Prodigy to Spacy Guide


I admit that I’m entirely new to this world of NLP, NER, spaCy and Prodigy. Earlier it was very overwhelming while I wanted to learn all this stuff. But ever since I discovered Prodigy, I immediately bought the license as I it feels super welcoming to newcomers like me.

I have a use-case, where I have to assign labels to either a group or sometime singular english words into something machine readable. For example if the raw text is “My business phone number is 123-234-2323” I want the model to give me a label “BUSINESS_PHONE_NUMBER”, another example would be say the raw text is “For verification purpose, enter the last 4 digits of either your social security number or your Bank of America debit card number”, the trained model should be able to predict “SSN” and “DEBIT_CARD”. For my use-case, any particular raw text would always be between 7-8 words. I’m guessing ner.manual would work for me for me. But I’m not sure, and also for a use-case like this I’m not sure which spacy model should I use. If NER is the right way to go, then please help with the questions below.

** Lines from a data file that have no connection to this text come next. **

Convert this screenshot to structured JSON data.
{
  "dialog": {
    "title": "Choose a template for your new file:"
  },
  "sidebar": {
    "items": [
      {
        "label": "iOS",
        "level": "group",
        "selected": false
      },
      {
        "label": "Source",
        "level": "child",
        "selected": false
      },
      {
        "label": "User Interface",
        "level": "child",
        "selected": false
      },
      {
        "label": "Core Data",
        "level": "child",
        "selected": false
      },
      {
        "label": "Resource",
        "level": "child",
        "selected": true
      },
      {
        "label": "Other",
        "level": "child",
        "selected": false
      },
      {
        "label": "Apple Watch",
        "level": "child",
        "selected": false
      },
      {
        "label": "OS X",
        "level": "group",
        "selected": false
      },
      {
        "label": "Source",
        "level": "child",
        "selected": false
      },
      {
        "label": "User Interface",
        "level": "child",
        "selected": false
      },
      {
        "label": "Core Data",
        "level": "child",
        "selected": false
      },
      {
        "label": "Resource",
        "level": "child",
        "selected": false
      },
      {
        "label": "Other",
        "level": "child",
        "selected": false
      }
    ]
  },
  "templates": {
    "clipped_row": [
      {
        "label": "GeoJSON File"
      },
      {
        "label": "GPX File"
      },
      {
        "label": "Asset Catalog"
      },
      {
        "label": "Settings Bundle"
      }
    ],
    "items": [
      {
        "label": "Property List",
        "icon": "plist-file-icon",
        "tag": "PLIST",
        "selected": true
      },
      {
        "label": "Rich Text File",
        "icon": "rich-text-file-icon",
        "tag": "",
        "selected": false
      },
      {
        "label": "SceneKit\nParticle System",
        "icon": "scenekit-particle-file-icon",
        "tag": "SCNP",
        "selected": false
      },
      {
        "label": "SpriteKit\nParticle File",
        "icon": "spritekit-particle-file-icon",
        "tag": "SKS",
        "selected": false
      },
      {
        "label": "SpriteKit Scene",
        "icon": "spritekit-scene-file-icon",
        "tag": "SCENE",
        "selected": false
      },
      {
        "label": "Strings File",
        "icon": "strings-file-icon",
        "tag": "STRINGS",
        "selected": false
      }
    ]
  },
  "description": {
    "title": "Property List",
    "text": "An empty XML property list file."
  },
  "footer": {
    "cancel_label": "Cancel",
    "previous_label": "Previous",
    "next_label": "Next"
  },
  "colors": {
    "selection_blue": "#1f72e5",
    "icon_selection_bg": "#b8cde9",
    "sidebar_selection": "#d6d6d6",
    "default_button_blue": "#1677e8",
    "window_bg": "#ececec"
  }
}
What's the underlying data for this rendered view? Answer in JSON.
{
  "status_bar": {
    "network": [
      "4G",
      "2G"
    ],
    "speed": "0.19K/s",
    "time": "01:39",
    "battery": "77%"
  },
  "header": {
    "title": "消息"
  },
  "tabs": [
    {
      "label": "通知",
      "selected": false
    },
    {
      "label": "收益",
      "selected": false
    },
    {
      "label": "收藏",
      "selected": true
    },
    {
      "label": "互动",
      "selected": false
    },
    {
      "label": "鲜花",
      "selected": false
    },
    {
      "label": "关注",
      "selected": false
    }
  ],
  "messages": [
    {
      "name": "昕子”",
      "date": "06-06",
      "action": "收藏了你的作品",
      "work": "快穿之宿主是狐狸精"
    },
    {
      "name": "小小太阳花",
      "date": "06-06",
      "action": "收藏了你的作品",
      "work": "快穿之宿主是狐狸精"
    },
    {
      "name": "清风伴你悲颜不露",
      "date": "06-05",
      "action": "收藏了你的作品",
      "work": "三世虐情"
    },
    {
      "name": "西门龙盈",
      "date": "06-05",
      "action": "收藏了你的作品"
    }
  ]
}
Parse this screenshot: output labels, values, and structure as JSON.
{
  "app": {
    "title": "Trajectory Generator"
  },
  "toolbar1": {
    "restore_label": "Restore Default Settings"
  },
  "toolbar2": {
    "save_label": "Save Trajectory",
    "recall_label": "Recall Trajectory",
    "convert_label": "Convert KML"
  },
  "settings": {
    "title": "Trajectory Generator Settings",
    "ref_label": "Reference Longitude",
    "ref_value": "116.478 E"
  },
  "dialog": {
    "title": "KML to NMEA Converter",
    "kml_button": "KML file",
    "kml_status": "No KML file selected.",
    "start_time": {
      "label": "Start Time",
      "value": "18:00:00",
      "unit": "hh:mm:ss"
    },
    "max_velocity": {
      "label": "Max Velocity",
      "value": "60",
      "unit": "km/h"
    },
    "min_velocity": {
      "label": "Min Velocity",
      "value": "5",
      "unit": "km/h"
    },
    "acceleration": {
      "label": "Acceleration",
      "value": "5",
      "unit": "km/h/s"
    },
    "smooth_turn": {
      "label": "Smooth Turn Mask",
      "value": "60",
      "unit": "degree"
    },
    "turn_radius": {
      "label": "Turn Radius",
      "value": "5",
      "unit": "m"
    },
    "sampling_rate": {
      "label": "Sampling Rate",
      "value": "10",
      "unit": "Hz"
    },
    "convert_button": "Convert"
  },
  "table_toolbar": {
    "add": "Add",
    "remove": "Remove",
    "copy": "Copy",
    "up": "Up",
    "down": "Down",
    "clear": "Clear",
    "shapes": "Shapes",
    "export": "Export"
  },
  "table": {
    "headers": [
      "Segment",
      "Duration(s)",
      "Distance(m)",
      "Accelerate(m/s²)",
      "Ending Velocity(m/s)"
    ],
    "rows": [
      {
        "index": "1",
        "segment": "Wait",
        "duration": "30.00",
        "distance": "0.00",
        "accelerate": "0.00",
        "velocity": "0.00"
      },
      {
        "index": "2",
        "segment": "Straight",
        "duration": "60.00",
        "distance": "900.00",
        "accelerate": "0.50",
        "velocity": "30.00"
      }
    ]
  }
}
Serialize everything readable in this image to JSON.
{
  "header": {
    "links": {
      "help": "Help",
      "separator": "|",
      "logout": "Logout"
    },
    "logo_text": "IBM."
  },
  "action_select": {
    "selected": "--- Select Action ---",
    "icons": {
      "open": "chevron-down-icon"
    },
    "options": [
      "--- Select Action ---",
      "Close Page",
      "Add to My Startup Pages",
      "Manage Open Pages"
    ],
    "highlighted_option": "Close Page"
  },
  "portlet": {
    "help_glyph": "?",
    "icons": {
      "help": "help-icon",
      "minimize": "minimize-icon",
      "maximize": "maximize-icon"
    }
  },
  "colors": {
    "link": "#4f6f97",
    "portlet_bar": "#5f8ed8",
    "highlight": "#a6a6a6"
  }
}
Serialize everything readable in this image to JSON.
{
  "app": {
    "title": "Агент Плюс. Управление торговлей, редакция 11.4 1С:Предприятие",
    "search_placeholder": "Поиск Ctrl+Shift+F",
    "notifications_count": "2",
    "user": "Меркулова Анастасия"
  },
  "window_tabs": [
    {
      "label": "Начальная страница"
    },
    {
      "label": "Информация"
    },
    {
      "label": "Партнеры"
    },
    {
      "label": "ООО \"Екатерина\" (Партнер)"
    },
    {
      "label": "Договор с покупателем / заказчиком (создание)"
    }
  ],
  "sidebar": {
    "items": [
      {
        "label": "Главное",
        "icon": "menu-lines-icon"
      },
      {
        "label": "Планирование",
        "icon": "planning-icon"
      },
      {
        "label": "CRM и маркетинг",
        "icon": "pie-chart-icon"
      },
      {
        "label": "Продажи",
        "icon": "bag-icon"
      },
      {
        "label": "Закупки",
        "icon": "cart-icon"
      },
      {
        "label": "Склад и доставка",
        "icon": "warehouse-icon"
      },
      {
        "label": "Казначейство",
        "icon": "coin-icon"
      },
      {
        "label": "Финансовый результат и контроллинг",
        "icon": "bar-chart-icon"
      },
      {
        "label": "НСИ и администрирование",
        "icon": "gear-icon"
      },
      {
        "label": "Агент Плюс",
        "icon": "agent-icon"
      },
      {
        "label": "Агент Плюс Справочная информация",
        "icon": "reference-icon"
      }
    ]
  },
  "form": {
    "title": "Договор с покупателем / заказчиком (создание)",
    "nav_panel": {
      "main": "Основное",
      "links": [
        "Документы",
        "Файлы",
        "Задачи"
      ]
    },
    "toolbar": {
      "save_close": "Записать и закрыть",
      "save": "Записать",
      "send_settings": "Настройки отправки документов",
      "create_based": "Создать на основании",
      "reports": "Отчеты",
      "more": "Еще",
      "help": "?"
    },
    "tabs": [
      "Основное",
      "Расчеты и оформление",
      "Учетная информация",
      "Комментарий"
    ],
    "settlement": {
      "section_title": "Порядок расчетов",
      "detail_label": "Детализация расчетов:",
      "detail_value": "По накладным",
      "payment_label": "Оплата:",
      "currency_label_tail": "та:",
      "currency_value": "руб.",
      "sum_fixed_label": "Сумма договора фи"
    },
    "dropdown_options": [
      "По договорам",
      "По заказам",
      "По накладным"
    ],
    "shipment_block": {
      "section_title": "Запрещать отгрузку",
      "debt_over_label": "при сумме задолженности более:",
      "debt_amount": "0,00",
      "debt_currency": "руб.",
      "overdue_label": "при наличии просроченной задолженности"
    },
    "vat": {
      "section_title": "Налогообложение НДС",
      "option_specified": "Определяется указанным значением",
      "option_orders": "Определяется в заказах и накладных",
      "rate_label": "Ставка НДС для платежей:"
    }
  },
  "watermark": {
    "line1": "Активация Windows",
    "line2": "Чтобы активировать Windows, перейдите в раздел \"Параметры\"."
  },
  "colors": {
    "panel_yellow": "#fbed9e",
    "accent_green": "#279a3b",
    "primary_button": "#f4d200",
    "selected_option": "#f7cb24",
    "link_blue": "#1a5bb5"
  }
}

Okay so what I want is a step-by-step guide to:

  1. Train a NER model (using both manual and PatternBased) using Prodigy with my custom corpus.
  2. Evaluate/Test the trained model with some test data and repeat Step 1 & 2 as necessary.
  3. Export the NER model from Prodigy and import in scapCy. It would be great if I could train and evaluate the NER model as new data is collected and spaCy to automatically pick up the updated model as it is being trained
  4. Build a REST API on top of spaCy to expose the NER service.

So far I followed few tutorials, documentation and YouTube videos but I don’t think I fully understand the whole workflow.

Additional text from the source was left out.